We sat on a bench below the front windows outside of a broken palace bar in Kreuzfeld…the Williamsburg-Brooklyn of Berlin. Mila spoke to friends on her cell and paced on the pavement in front of the softly seething crowd that splintered out the door and on to the street. Gregor has been living here since he turned 19. Towards the end of the heated adolescent rebellion of teenage, we tend to soften and open, the yearning for new scenery grows. At 19 Mila left Berlin for America. She had been living with her father. Ironically, at 19 Gregor left America for Berlin. He had moved to the US as a child when his mother remarried and moved to the US. We connected in conversation on the topic of history's grip.
Our conversation made me think of this idea of “home.” Is it mathematical, merely the place where we spent the most time? I have probably been in Germany as many years of my life than Gregor, yet as I listened while a friendly blonde girl seated at the bar was kind enough to inform him (without him asking I should add) of her future plans that evening, i.e. which bar she was going to next. I considered him home. Where was home for me?, I wondered. Last year I tipped the scale. I have now been in the US for more years than Germany. Does this change where I should consider “home.”

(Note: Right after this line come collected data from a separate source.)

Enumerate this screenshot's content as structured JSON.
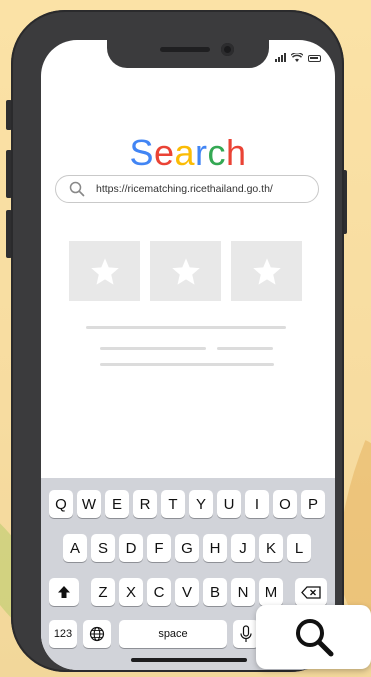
{
  "browser": {
    "title_letters": [
      {
        "char": "S",
        "color": "#4285F4"
      },
      {
        "char": "e",
        "color": "#EA4335"
      },
      {
        "char": "a",
        "color": "#FBBC05"
      },
      {
        "char": "r",
        "color": "#4285F4"
      },
      {
        "char": "c",
        "color": "#34A853"
      },
      {
        "char": "h",
        "color": "#EA4335"
      }
    ],
    "url": "https://ricematching.ricethailand.go.th/",
    "search_icon": "search-icon",
    "result_icon": "star-icon"
  },
  "keyboard": {
    "row1": [
      "Q",
      "W",
      "E",
      "R",
      "T",
      "Y",
      "U",
      "I",
      "O",
      "P"
    ],
    "row2": [
      "A",
      "S",
      "D",
      "F",
      "G",
      "H",
      "J",
      "K",
      "L"
    ],
    "row3": [
      "Z",
      "X",
      "C",
      "V",
      "B",
      "N",
      "M"
    ],
    "shift_icon": "shift-arrow-icon",
    "delete_icon": "backspace-icon",
    "numbers_label": "123",
    "globe_icon": "globe-icon",
    "space_label": "space",
    "mic_icon": "microphone-icon"
  },
  "search_button": {
    "icon": "search-icon"
  },
  "colors": {
    "background": "#F9E0A4",
    "phone_frame": "#3B3B3D",
    "keyboard_bg": "#D1D3D9",
    "placeholder_gray": "#E8E8E8"
  }
}
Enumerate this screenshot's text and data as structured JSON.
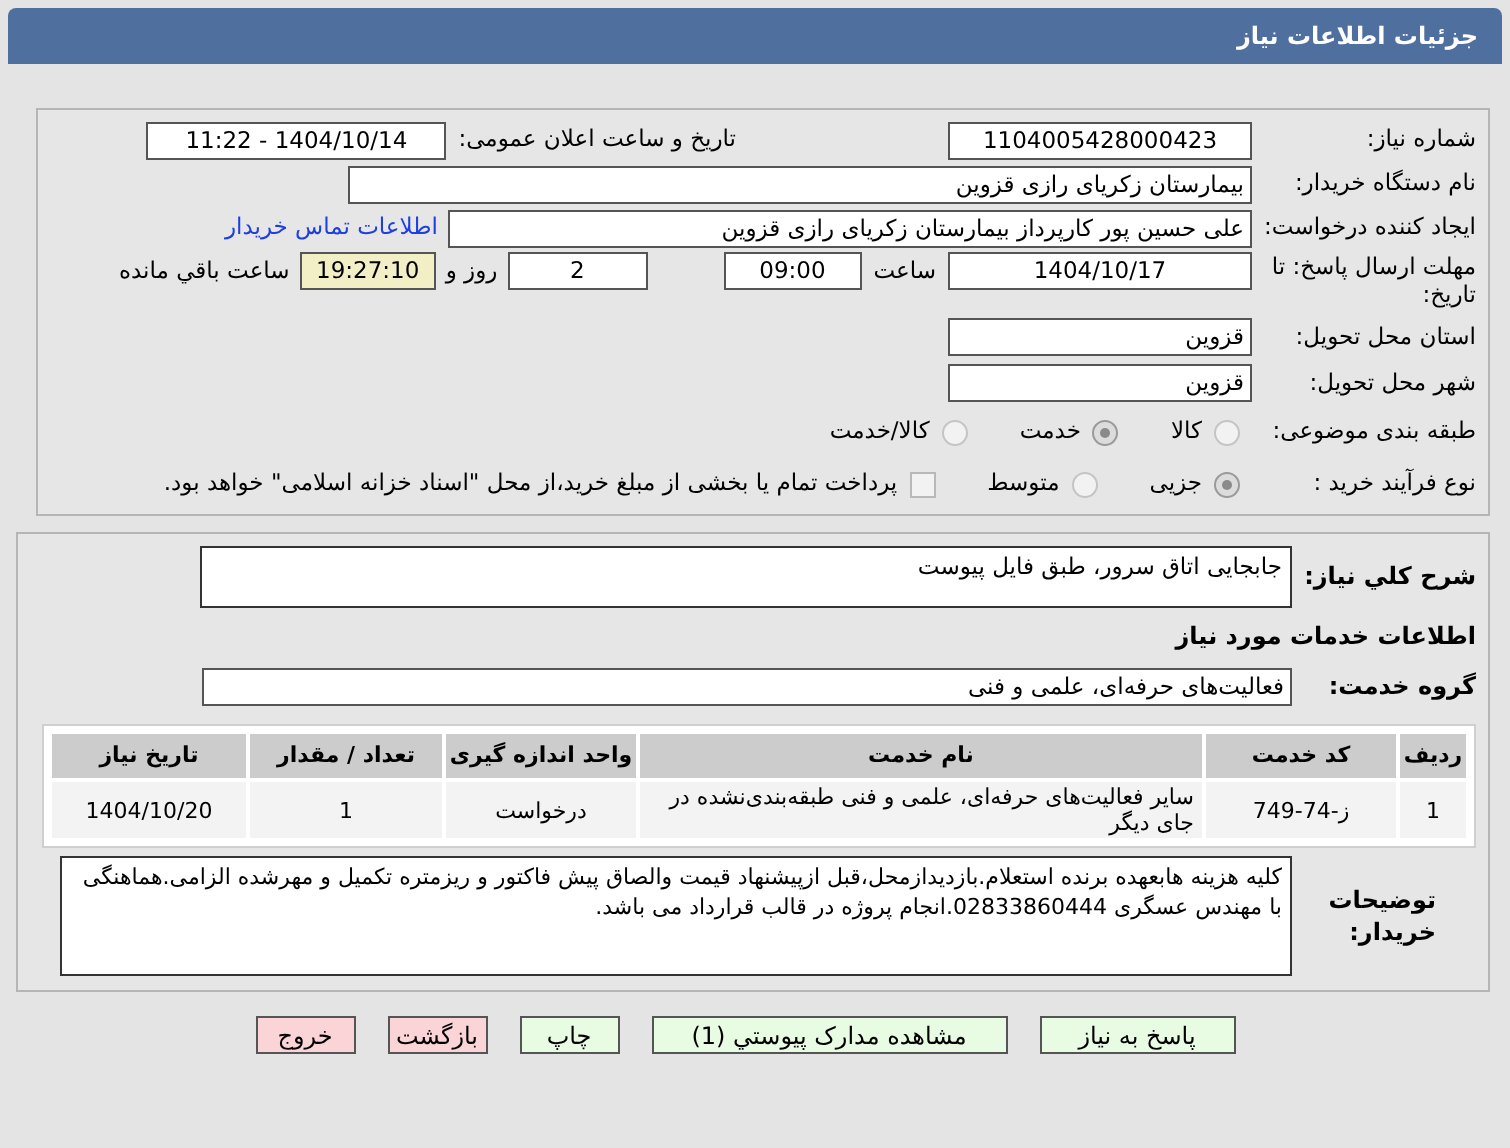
{
  "header": {
    "title": "جزئیات اطلاعات نیاز"
  },
  "need_number": {
    "label": "شماره نیاز:",
    "value": "1104005428000423"
  },
  "announce": {
    "label": "تاریخ و ساعت اعلان عمومی:",
    "value": "1404/10/14 - 11:22"
  },
  "buyer": {
    "label": "نام دستگاه خریدار:",
    "value": "بیمارستان زکریای رازی قزوین"
  },
  "requester": {
    "label": "ایجاد کننده درخواست:",
    "value": "علی حسین پور کارپرداز بیمارستان زکریای رازی قزوین",
    "link": "اطلاعات تماس خریدار"
  },
  "deadline": {
    "label": "مهلت ارسال پاسخ: تا تاریخ:",
    "date": "1404/10/17",
    "time_label": "ساعت",
    "time": "09:00",
    "days": "2",
    "days_label": "روز و",
    "remaining": "19:27:10",
    "remaining_label": "ساعت باقي مانده"
  },
  "province": {
    "label": "استان محل تحویل:",
    "value": "قزوین"
  },
  "city": {
    "label": "شهر محل تحویل:",
    "value": "قزوین"
  },
  "category": {
    "label": "طبقه بندی موضوعی:",
    "options": [
      {
        "label": "کالا",
        "selected": false
      },
      {
        "label": "خدمت",
        "selected": true
      },
      {
        "label": "کالا/خدمت",
        "selected": false
      }
    ]
  },
  "process": {
    "label": "نوع فرآیند خرید :",
    "options": [
      {
        "label": "جزیی",
        "selected": true
      },
      {
        "label": "متوسط",
        "selected": false
      }
    ],
    "payment": {
      "checked": false,
      "text": "پرداخت تمام یا بخشی از مبلغ خرید،از محل \"اسناد خزانه اسلامی\" خواهد بود."
    }
  },
  "description": {
    "label": "شرح کلي نیاز:",
    "value": "جابجایی اتاق سرور، طبق فایل پیوست"
  },
  "services_heading": "اطلاعات خدمات مورد نیاز",
  "service_group": {
    "label": "گروه خدمت:",
    "value": "فعالیت‌های حرفه‌ای، علمی و فنی"
  },
  "table": {
    "columns": [
      "ردیف",
      "کد خدمت",
      "نام خدمت",
      "واحد اندازه گیری",
      "تعداد / مقدار",
      "تاریخ نیاز"
    ],
    "rows": [
      [
        "1",
        "ز-74-749",
        "سایر فعالیت‌های حرفه‌ای، علمی و فنی طبقه‌بندی‌نشده در جای دیگر",
        "درخواست",
        "1",
        "1404/10/20"
      ]
    ]
  },
  "buyer_notes": {
    "label": "توضیحات خریدار:",
    "value": "کلیه هزینه هابعهده برنده استعلام.بازدیدازمحل،قبل ازپیشنهاد قیمت والصاق پیش فاکتور و ریزمتره تکمیل و مهرشده الزامی.هماهنگی با مهندس عسگری 02833860444.انجام پروژه در قالب قرارداد می باشد."
  },
  "buttons": [
    {
      "label": "پاسخ به نیاز",
      "kind": "action"
    },
    {
      "label": "مشاهده مدارک پیوستي (1)",
      "kind": "action"
    },
    {
      "label": "چاپ",
      "kind": "action"
    },
    {
      "label": "بازگشت",
      "kind": "exit"
    },
    {
      "label": "خروج",
      "kind": "exit"
    }
  ]
}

Is it merely where we have the most roots? Mila and I have been trolling the avenues at 15 mph apartment shopping all week. Amazingly we found one we both like, and although neither of us have extensive roots in Salt Lake, I don’t expect it to be long until we feel like it’s our “home.” In other words, the idea of home must be one of those things that is determined by where you are against where you want to be. Constantly in flux and dependent, what I’ve considered my geographic/social/cultural origin in relation to every other corner of the world tends to change through experience and emphasis.
Talking with Gregor and thinking of his life in Berlin, it made me remember that at different times in my life, I have felt aware of my roots in both the US and Germany.